Tonight, a group of high school juniors from Mississippi School for Math and Science will have their dress rehearsal for their Tales from the Crypt tour at Friendship Cemetery in Columbus.
The tours begin next week and will mark the 27th year MSMS students have performed as a part of the Columbus Pilgrimage, which begins Thursday.
Over the years, “Tales” has become one of the most popular events of the Pilgrimage, drawing thousands of visitors.
Truth be told, Tales would be a success if not a single visitor turned out to watch students, in period dress, tell the stories of the men, women and children interred in the old cemetery.
The greatest benefits are reserved for the students, whose participation helps them understand not only how to study history, but what it means outside the classroom.
And what these MSMS students are doing can be applied to other academic studies, too. When students see a link between what they are taught in the classroom and how it is applied to the broader world beyond school, it often fuels imaginations and inspires students to think about their own futures and the careers they will pursue.
Suddenly, the tedium of classwork — the rote memorization, the absence of real-life context, the monotonous process of read, memorize and test — come alive for the students. As we have seen in other instances — field trips for career expos, visits to industries and museums — exposure to how academics are linked to careers can forever alter a student’s view of that subject. For many, it’s not what the subject is that sparks their imagination; it’s what they can do with that knowledge.

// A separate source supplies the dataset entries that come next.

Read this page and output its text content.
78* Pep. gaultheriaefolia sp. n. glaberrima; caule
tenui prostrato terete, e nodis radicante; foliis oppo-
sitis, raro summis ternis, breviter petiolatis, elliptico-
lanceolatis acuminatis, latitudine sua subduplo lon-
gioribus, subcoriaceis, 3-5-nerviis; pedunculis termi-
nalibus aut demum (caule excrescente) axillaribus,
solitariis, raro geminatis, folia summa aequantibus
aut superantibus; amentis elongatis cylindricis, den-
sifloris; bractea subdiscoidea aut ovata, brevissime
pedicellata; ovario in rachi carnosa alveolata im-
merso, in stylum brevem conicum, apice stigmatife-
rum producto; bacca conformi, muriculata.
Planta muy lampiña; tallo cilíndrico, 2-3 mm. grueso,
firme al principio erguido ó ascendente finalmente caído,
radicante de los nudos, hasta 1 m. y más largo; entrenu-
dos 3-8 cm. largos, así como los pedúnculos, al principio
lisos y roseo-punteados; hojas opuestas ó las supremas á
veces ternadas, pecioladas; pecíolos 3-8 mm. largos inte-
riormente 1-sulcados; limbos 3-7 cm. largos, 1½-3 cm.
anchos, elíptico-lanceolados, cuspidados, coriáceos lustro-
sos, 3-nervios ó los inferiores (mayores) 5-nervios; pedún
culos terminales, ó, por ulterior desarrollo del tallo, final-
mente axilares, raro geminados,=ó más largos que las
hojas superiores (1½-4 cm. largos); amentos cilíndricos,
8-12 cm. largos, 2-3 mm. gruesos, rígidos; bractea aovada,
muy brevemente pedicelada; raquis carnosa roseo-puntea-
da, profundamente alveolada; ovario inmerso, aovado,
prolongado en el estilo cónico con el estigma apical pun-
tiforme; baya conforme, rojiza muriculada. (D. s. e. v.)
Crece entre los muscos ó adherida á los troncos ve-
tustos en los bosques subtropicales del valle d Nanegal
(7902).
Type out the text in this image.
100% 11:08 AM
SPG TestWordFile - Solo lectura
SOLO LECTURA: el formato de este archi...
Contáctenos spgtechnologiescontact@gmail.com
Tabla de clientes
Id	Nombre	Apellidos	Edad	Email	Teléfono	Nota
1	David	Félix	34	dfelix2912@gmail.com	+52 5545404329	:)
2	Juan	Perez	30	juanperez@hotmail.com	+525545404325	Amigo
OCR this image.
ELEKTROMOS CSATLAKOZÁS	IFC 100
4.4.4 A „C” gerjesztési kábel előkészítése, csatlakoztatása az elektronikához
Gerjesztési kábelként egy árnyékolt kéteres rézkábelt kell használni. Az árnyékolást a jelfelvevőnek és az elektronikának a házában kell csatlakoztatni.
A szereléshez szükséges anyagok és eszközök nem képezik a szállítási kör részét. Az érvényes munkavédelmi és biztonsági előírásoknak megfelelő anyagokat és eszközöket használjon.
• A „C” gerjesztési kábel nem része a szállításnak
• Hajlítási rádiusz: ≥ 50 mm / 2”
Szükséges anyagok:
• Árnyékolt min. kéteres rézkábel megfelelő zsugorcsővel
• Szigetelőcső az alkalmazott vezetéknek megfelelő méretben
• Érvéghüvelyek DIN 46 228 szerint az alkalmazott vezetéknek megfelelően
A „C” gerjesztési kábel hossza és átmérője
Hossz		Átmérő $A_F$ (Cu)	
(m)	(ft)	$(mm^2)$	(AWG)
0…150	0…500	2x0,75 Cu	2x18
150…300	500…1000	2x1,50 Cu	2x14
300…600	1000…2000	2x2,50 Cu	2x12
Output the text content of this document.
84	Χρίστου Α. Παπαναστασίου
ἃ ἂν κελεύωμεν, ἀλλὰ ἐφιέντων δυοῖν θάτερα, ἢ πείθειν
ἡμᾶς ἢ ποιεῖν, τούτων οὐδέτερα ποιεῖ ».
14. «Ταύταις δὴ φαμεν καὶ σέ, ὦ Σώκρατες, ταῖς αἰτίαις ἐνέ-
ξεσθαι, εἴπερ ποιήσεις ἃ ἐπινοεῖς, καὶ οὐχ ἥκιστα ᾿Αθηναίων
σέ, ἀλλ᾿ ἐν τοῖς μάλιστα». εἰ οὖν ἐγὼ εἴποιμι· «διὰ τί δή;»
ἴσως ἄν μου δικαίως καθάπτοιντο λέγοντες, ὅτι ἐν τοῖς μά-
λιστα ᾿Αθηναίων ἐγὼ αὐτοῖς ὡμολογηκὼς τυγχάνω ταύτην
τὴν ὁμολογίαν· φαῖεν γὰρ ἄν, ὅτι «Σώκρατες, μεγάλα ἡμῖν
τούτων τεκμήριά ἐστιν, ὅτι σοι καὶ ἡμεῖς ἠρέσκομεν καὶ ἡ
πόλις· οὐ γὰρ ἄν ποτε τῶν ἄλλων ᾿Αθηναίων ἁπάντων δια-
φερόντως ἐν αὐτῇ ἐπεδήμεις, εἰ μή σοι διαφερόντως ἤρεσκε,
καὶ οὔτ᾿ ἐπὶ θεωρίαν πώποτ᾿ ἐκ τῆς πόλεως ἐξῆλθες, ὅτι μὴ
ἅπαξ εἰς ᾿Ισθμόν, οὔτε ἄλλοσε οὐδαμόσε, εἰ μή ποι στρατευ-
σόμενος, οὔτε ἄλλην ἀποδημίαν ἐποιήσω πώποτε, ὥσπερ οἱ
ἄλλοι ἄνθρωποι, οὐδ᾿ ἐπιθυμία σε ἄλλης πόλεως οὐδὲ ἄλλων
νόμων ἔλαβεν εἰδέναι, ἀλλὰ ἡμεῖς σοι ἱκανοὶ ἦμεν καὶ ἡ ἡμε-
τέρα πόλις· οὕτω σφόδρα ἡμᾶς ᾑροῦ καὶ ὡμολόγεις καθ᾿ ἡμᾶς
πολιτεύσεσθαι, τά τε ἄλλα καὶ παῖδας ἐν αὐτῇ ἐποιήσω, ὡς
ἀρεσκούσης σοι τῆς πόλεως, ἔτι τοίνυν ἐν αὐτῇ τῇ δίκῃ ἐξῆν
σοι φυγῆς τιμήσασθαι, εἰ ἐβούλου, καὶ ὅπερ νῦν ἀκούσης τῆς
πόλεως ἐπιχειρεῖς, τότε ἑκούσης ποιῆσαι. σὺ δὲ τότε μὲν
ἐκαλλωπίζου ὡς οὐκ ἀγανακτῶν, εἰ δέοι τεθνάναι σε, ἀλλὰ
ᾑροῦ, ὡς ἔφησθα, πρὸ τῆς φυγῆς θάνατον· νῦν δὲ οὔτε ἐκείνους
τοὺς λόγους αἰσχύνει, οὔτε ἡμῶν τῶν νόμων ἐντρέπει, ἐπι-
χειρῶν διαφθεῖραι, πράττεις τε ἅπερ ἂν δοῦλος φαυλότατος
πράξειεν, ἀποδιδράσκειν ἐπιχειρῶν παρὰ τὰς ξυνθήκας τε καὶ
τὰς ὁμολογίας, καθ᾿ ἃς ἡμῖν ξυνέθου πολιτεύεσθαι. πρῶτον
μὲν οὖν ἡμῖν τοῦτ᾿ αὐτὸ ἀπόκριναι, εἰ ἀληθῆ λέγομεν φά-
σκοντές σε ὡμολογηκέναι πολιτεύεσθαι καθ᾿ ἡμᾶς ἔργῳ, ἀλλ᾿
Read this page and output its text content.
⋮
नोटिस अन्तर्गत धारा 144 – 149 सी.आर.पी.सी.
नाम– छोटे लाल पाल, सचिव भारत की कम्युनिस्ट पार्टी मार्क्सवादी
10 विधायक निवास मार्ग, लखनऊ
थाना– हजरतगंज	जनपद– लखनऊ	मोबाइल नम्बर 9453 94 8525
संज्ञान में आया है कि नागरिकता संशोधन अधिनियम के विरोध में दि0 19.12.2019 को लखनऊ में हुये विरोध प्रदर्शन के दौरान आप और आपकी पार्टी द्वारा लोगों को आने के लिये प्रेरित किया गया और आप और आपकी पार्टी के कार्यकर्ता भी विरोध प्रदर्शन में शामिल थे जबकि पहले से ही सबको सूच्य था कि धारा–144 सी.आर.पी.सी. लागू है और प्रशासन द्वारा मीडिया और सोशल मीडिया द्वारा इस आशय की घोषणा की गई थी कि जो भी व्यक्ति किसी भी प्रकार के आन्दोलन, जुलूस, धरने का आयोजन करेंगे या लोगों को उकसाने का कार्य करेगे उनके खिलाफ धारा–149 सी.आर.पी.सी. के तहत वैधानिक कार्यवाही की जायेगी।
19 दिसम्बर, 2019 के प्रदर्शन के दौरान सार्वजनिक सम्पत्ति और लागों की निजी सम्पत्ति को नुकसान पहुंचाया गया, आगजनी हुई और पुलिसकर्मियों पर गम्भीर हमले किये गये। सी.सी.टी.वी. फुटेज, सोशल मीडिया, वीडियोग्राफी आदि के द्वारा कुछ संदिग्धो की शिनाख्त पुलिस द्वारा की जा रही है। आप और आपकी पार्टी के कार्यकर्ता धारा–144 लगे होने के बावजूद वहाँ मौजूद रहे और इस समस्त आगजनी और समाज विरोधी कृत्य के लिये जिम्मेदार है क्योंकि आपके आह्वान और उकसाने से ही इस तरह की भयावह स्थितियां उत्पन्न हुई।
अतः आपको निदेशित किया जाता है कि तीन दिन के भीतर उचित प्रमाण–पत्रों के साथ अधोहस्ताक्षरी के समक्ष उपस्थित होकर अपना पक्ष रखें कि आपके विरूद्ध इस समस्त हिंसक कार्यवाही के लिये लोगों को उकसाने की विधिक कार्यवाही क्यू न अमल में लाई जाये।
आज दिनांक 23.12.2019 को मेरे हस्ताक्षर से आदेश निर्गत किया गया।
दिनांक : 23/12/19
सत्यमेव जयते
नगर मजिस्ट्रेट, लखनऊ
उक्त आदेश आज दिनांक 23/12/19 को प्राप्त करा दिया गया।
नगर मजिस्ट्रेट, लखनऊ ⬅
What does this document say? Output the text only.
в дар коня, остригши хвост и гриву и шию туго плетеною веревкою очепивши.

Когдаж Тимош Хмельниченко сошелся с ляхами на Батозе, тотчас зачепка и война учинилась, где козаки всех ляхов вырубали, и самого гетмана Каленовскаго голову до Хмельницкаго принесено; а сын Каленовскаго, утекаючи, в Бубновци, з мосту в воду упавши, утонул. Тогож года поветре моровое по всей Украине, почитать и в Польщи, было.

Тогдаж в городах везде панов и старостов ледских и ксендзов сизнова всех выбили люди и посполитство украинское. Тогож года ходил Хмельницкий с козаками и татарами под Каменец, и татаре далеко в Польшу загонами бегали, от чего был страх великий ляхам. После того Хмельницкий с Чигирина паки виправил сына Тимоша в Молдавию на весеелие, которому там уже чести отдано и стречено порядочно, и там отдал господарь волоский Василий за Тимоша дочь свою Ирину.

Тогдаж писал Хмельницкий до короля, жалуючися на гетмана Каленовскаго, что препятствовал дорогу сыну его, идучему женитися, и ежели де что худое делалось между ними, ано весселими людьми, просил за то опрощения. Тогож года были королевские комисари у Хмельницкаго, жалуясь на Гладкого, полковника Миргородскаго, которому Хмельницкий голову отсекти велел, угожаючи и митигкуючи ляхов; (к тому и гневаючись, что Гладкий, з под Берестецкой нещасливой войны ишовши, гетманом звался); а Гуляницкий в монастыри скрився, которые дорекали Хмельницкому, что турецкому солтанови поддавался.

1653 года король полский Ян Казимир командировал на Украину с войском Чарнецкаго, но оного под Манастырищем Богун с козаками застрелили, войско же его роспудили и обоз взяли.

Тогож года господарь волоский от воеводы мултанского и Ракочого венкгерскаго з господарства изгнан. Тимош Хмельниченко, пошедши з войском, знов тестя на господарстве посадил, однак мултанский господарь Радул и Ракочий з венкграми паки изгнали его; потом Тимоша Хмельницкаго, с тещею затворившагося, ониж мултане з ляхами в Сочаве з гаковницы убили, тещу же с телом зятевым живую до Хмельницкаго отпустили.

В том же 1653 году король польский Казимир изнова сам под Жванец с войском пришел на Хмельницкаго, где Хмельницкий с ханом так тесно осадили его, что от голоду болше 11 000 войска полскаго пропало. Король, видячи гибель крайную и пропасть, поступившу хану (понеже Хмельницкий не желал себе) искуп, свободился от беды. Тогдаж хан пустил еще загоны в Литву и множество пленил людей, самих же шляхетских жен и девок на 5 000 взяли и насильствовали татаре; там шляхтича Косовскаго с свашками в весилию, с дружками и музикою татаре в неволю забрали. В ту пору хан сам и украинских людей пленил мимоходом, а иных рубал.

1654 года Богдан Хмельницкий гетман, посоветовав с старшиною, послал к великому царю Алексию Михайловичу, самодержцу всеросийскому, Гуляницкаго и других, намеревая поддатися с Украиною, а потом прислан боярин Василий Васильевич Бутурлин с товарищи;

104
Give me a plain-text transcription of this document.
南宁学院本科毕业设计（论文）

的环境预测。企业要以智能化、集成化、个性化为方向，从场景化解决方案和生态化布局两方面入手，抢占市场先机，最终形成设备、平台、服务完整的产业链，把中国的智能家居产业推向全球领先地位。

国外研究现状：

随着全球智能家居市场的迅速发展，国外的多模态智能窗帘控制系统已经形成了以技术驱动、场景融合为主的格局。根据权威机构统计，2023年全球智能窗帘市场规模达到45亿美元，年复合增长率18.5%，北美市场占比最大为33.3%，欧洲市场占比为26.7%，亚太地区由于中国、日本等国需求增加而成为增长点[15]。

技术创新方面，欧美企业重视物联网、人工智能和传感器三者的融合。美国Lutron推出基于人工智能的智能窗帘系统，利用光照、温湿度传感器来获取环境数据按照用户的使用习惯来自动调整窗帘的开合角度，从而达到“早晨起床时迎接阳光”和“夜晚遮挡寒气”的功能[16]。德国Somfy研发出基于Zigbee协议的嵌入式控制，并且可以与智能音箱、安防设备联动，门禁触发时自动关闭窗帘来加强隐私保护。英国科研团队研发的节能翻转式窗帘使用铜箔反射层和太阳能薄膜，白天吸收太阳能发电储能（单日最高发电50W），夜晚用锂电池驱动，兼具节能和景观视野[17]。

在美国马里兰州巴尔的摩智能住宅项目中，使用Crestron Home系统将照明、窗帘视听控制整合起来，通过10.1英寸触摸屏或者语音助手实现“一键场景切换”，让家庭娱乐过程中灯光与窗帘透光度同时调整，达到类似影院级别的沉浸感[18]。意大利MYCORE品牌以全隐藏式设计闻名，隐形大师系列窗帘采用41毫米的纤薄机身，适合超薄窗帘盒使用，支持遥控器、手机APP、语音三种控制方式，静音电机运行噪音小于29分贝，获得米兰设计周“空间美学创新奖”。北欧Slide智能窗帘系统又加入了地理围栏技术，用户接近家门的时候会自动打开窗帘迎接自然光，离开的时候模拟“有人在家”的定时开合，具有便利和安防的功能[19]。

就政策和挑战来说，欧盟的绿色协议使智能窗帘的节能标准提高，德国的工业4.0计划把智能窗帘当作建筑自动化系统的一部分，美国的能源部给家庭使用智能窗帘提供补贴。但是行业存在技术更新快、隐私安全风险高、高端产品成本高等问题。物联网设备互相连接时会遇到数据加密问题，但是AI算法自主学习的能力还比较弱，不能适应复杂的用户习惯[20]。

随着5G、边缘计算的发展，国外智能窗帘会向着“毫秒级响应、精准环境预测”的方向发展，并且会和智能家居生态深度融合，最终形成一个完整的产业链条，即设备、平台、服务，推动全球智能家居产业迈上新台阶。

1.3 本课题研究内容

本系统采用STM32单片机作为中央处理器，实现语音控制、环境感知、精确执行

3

Of all the academic subjects, history is probably the subject that suffers most this lack of context. For most students, it’s bunch of names and dates to be memorized and regurgitated on a test paper.
To be ignorant of history is like stepping into a theatre halfway through the movie. We cannot adequately understand our present without the context of the past.
These MSMS students are also learning something that seems to be disappearing with astonishing speed — how to do research.
Too often today, research means plugging in a few words in a Google search and calling it a day.
For months now, these students have been doing real research.
That means poring through records at courthouses and libraries. It means relying on their ability to find original sources rather than relying on search engine searches. It means insisting on seeing with their own eyes the original source material.
Learning cannot be confined to a classroom. It must live and breathe in the larger world of ideas and opportunities and possibilities.
It is for that reason that Tales from the Crypt is more than entertainment. It is a reminder of what education should look like.
The Dispatch Editorial Board is made up of publisher Peter Imes, columnist Slim Smith, managing editor Zack Plair and senior newsroom staff.